ABSTRACT Efficient thermal management in advanced industrial systems requires improved heat transfer performance, particularly under non‐Newtonian fluid behavior and complex surface geometries. This study investigates the two‐dimensional flow and heat transfer characteristics of ternary hybrid nanofluids over both stationary and moving wedge surfaces using Casson and Carreau non‐Newtonian fluid models. The mathematical model incorporates magnetic field effects, solar radiation, unsteadiness, and viscosity variations at limiting shear rates. The governing nonlinear partial differential equations are transformed into dimensionless form of ODEs and then solved numerically using the Chebyshev collocation method implemented in Mathematica 11.3. The results reveal that increasing the magnetic parameter significantly suppresses fluid velocity due to enhanced Lorentz forces, while thermal radiation intensifies the temperature distribution within the boundary layer. The wedge angle and velocity ratio parameters substantially influence shear stress and thermal boundary layer thickness.
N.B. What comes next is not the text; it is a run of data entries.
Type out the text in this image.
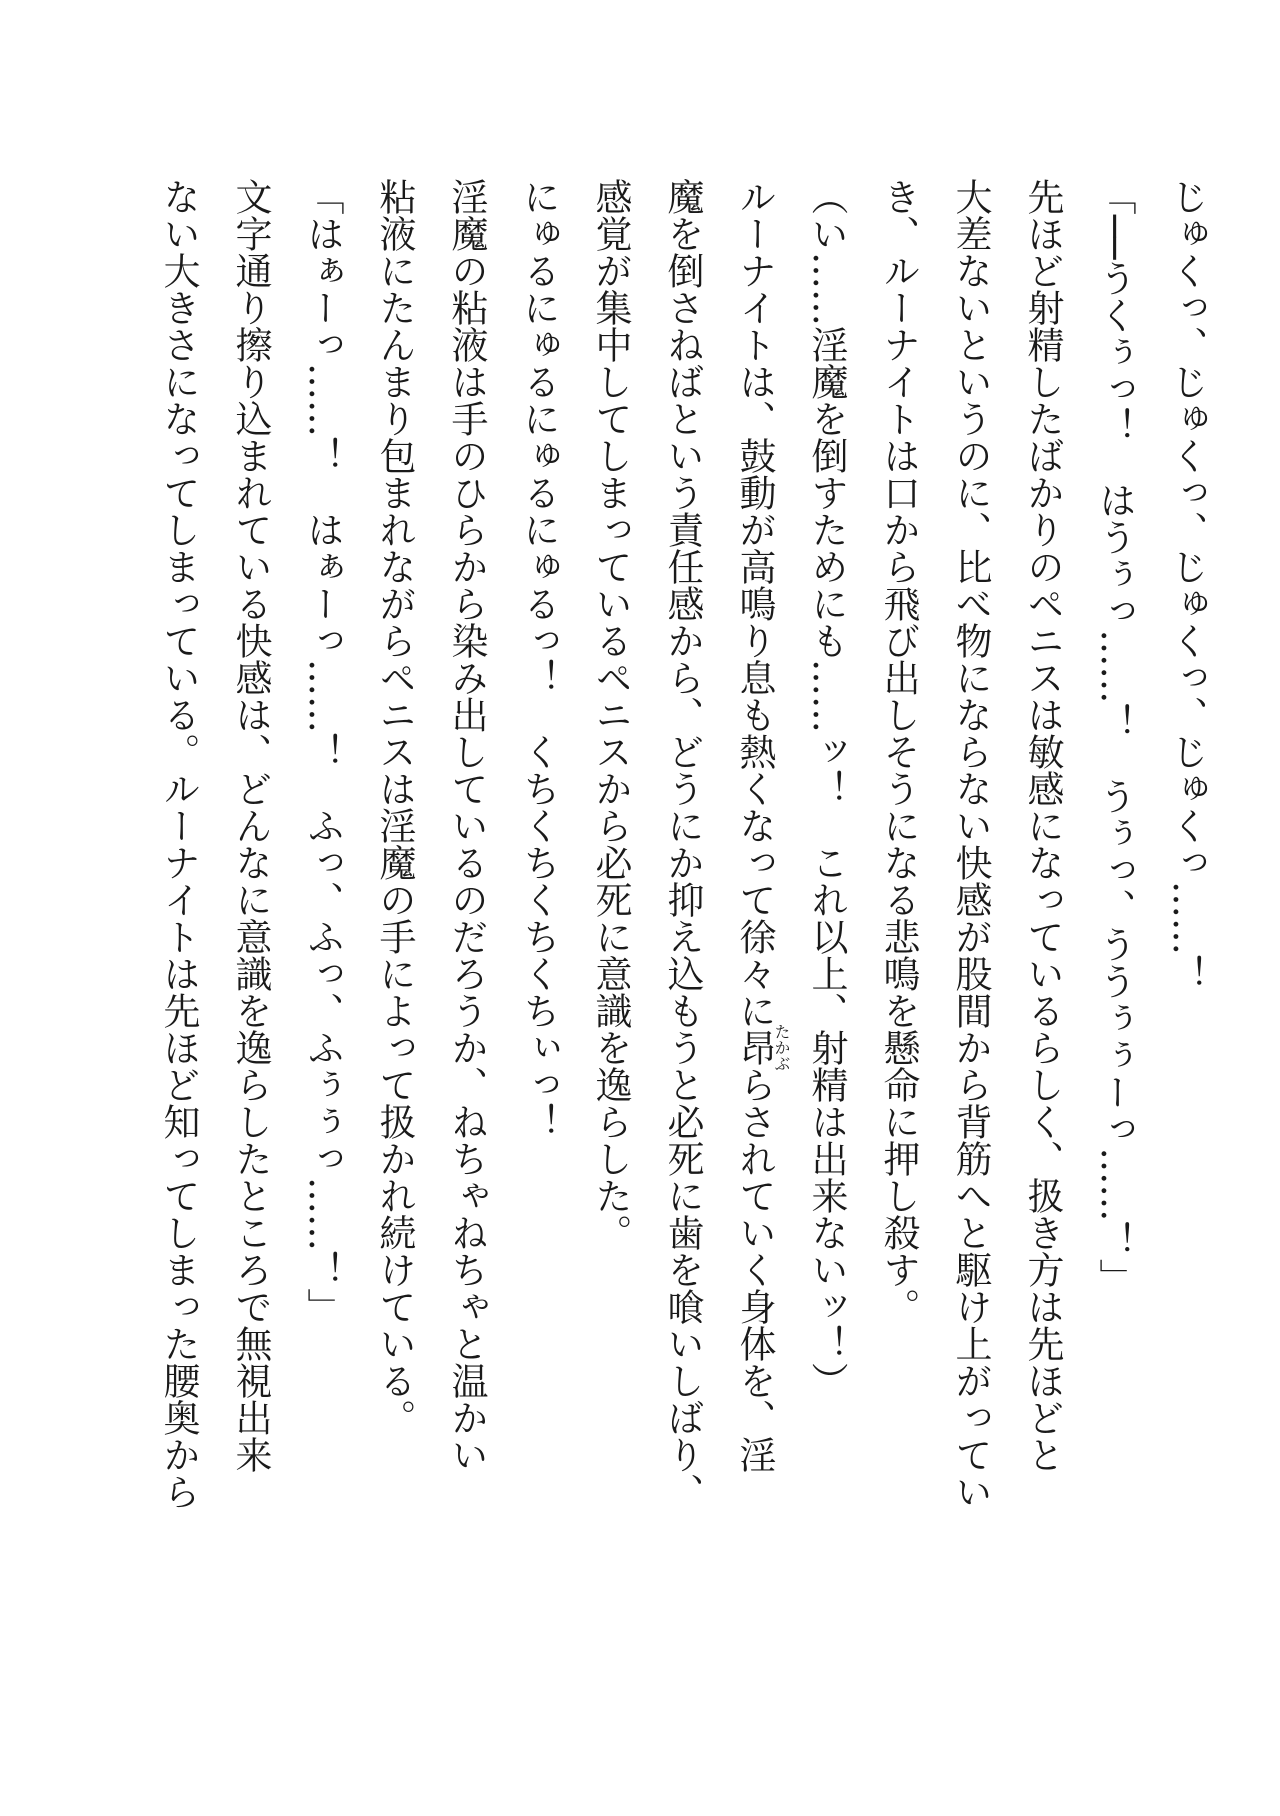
じゅくっ、じゅくっ、じゅくっ、じゅくっ……！
「──うくぅっ！　はうぅっ……！　うぅっ、ううぅぅーっ……！」
先ほど射精したばかりのペニスは敏感になっているらしく、扱き方は先ほどと
大差ないというのに、比べ物にならない快感が股間から背筋へと駆け上がってい
き、ルーナイトは口から飛び出しそうになる悲鳴を懸命に押し殺す。
（い……淫魔を倒すためにも……ッ！　これ以上、射精は出来ないッ！）
ルーナイトは、鼓動が高鳴り息も熱くなって徐々に昂たかぶらされていく身体を、淫
魔を倒さねばという責任感から、どうにか抑え込もうと必死に歯を喰いしばり、
感覚が集中してしまっているペニスから必死に意識を逸らした。
にゅるにゅるにゅるにゅるっ！　くちくちくちくちぃっ！
淫魔の粘液は手のひらから染み出しているのだろうか、ねちゃねちゃと温かい
粘液にたんまり包まれながらペニスは淫魔の手によって扱かれ続けている。
「はぁーっ……！　はぁーっ……！　ふっ、ふっ、ふぅぅっ……！」
文字通り擦り込まれている快感は、どんなに意識を逸らしたところで無視出来
ない大きさになってしまっている。ルーナイトは先ほど知ってしまった腰奥から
Furthermore, ternary hybrid nanofluids demonstrate superior thermal performance compared to conventional hybrid nanofluids under identical conditions. These findings provide deeper physical insight into the thermofluidic behavior of advanced nanofluid systems and highlight their potential for enhanced heat transfer applications in solar thermal systems, industrial cooling technologies, and energy conversion devices.